Reaching consensus on definitions for even basic retail media metrics required a painstaking 18 months of work.

Unfortunately, this was the easy part.

Now the standards must be adopted and implemented by platforms and vendors.

Standardization is “easy to support,” Evan Hovorka, vice president of product and innovation for Albertsons Media Collective, the grocer’s retail media business, recently told AdExchanger.

Anyone can say they are in favor of lower taxes and more spending on public schools. But there are also disincentives to adopting retail media standards, which some retailers and ad tech vendors don’t mention.

Criteo, for example, will benefit from any rising tide in retail media. If the RMN standards mean more brands feel comfortable shifting shopper marketing budgets to ad tech, that’s generally a good thing for programmatic.

But Criteo also benefits from the current state of non-standardization. As the leader among independent retail ad networks (ie, not Google or Amazon), Criteo doesn’t really need standards. All taxonomies, creative formats and definitions for tracking and targeting exist within Crite. Smaller competitors in retail ad technology such as Kevel, CitrusAd and TripleLift benefit disproportionately from standardization, as advertisers are less likely to agree to an incumbent where it is simplified and a broad RMN network already exists.

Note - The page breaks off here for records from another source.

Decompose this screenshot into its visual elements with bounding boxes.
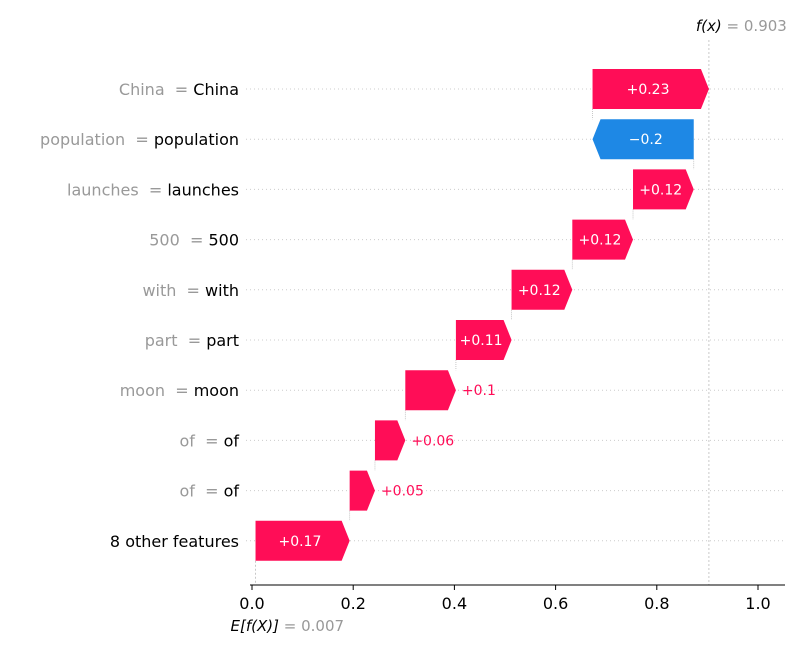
feature-label: with = with [142, 281, 239, 300]
x-tick-label: 0.6 [543, 594, 568, 613]
feature-value: China [193, 80, 239, 99]
bar-value-label: +0.17 [278, 534, 321, 550]
bar [455, 320, 512, 360]
x-tick-label: 0.2 [340, 594, 365, 613]
feature-label: moon = moon [120, 381, 239, 400]
feature-value: of [224, 431, 240, 450]
base-value-annotation: E[f(X)] = 0.007 [231, 617, 344, 635]
feature-name: of = [179, 431, 223, 450]
feature-name: population = [40, 130, 154, 149]
bar-value-label: +0.1 [462, 383, 496, 399]
feature-name: China = [119, 80, 193, 99]
feature-value: 8 other features [110, 532, 239, 551]
bar-value-label: +0.05 [381, 484, 424, 500]
feature-label: launches = launches [67, 180, 239, 199]
output-label: f(x) [696, 17, 727, 35]
bar [592, 69, 709, 109]
bar [592, 119, 694, 160]
bar-value-label: −0.2 [629, 132, 663, 148]
feature-value: of [224, 482, 240, 501]
bar [255, 520, 350, 561]
bar [572, 219, 634, 260]
feature-name: moon = [120, 381, 194, 400]
bar [374, 420, 406, 461]
bar [633, 169, 694, 210]
x-tick-label: 0.8 [644, 594, 669, 613]
feature-value: part [206, 331, 239, 350]
feature-value: 500 [208, 231, 239, 250]
bar-value-label: +0.12 [579, 233, 622, 249]
feature-label: 500 = 500 [149, 231, 239, 250]
x-tick-label: 0.0 [239, 594, 264, 613]
base-label: E[f(X)] [231, 617, 284, 635]
bar [405, 370, 456, 411]
feature-label: China = China [119, 80, 239, 99]
bar-value-label: +0.06 [411, 433, 454, 449]
feature-value: launches [167, 180, 239, 199]
feature-name: launches = [67, 180, 167, 199]
bar [349, 470, 375, 511]
feature-label: part = part [145, 331, 239, 350]
output-value-text: = 0.903 [727, 17, 787, 35]
x-tick-label: 1.0 [745, 594, 770, 613]
output-value-annotation: f(x) = 0.903 [696, 17, 787, 35]
feature-name: of = [179, 482, 223, 501]
bar-value-label: +0.12 [639, 182, 682, 198]
feature-value: moon [194, 381, 239, 400]
x-tick-label: 0.4 [442, 594, 467, 613]
bar [511, 269, 573, 310]
bar-value-label: +0.11 [460, 333, 503, 349]
bar-value-label: +0.23 [627, 82, 670, 98]
bar-value-label: +0.12 [518, 283, 561, 299]
feature-value: population [154, 130, 239, 149]
feature-label: of = of [179, 482, 239, 501]
feature-label: of = of [179, 431, 239, 450]
feature-name: part = [145, 331, 206, 350]
feature-name: 500 = [149, 231, 208, 250]
feature-label: population = population [40, 130, 239, 149]
feature-name: with = [142, 281, 205, 300]
feature-value: with [205, 281, 239, 300]
base-value-text: = 0.007 [284, 617, 344, 635]
feature-label: 8 other features [110, 532, 239, 551]
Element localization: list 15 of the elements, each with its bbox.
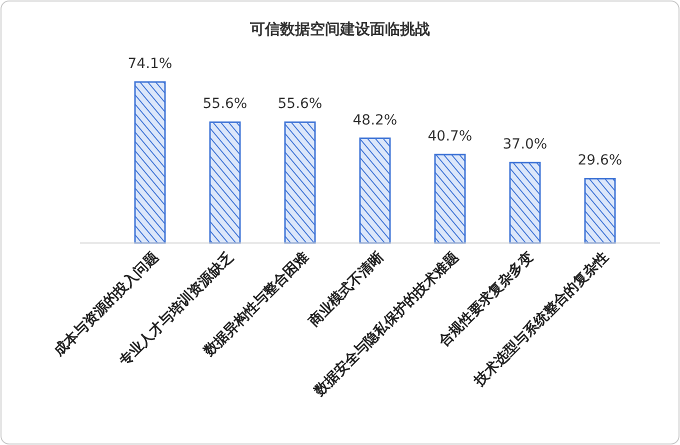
data-label: 29.6% bbox=[578, 152, 622, 169]
bar bbox=[359, 138, 391, 244]
bar bbox=[134, 81, 166, 244]
bar bbox=[284, 121, 316, 244]
chart-title: 可信数据空间建设面临挑战 bbox=[249, 20, 430, 38]
bar bbox=[209, 121, 241, 244]
bar bbox=[434, 154, 466, 244]
data-label: 55.6% bbox=[278, 96, 322, 112]
data-label: 48.2% bbox=[352, 112, 398, 128]
bar bbox=[584, 178, 616, 244]
bar bbox=[509, 162, 541, 244]
data-label: 74.1% bbox=[128, 56, 172, 72]
data-label: 37.0% bbox=[502, 136, 548, 153]
data-label: 40.7% bbox=[428, 128, 472, 145]
data-label: 55.6% bbox=[202, 96, 248, 112]
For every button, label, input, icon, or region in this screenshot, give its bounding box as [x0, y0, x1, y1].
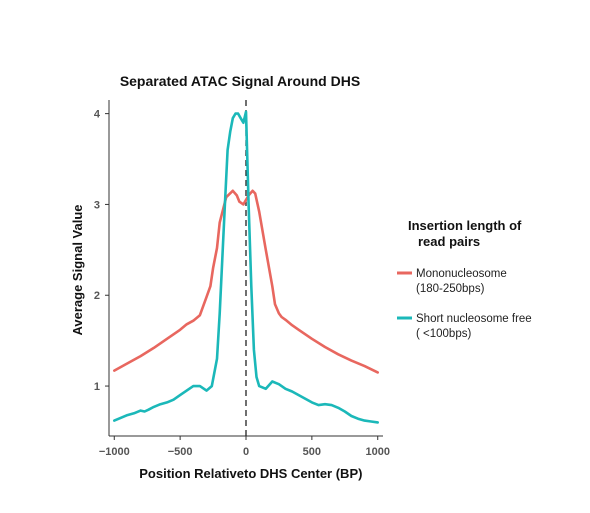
series-layer	[113, 110, 380, 424]
legend-sublabel-short-nucleosome-free: ( <100bps)	[416, 328, 471, 340]
x-axis-label-left: Position Relative	[139, 466, 244, 481]
legend-label-short-nucleosome-free: Short nucleosome free	[416, 313, 532, 325]
y-axis-label: Average Signal Value	[70, 204, 85, 335]
x-tick-label: −1000	[99, 446, 130, 458]
x-tick-label: 1000	[365, 446, 389, 458]
series-line-mononucleosome	[113, 189, 380, 374]
y-ticks: 1 2 3 4	[94, 109, 109, 393]
series-line-short-nucleosome-free	[113, 110, 380, 424]
legend: Insertion length of read pairs Mononucle…	[397, 218, 532, 340]
x-tick-label: 500	[303, 446, 321, 458]
legend-title-line1: Insertion length of	[408, 218, 522, 233]
y-tick-label: 4	[94, 109, 101, 121]
x-ticks: −1000 −500 0 500 1000	[99, 436, 390, 458]
y-tick-label: 1	[94, 381, 100, 393]
x-tick-label: 0	[243, 446, 249, 458]
chart-title: Separated ATAC Signal Around DHS	[120, 73, 360, 89]
y-tick-label: 2	[94, 290, 100, 302]
legend-sublabel-mononucleosome: (180-250bps)	[416, 283, 485, 295]
legend-title-line2: read pairs	[418, 234, 480, 249]
x-axis-label-right: to DHS Center (BP)	[244, 466, 362, 481]
y-tick-label: 3	[94, 199, 100, 211]
x-tick-label: −500	[168, 446, 193, 458]
legend-label-mononucleosome: Mononucleosome	[416, 268, 507, 280]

Hovorka said one promising sign of standards catching on is LiveRamp’s recent adoption, which he said is important because, like Crite, LiveRamp is one of those vendors that can be said to benefit from a lack of standards. But LiveRamp has firmly embraced the IAB retail media standards, he added, meaning it will put its own “stamp of approval” on metrics and conversions from the new RMN standards.

Avoiding retail media standards could be a way for some platforms to “preserve their RMN business as a unique thing,” Hovorka said. And that strategy may have worked five years ago, he added.

But for CPG advertisers, the problem isn’t going away, he said. “Now we have to think of ourselves as an industry and work together to solve these problems.”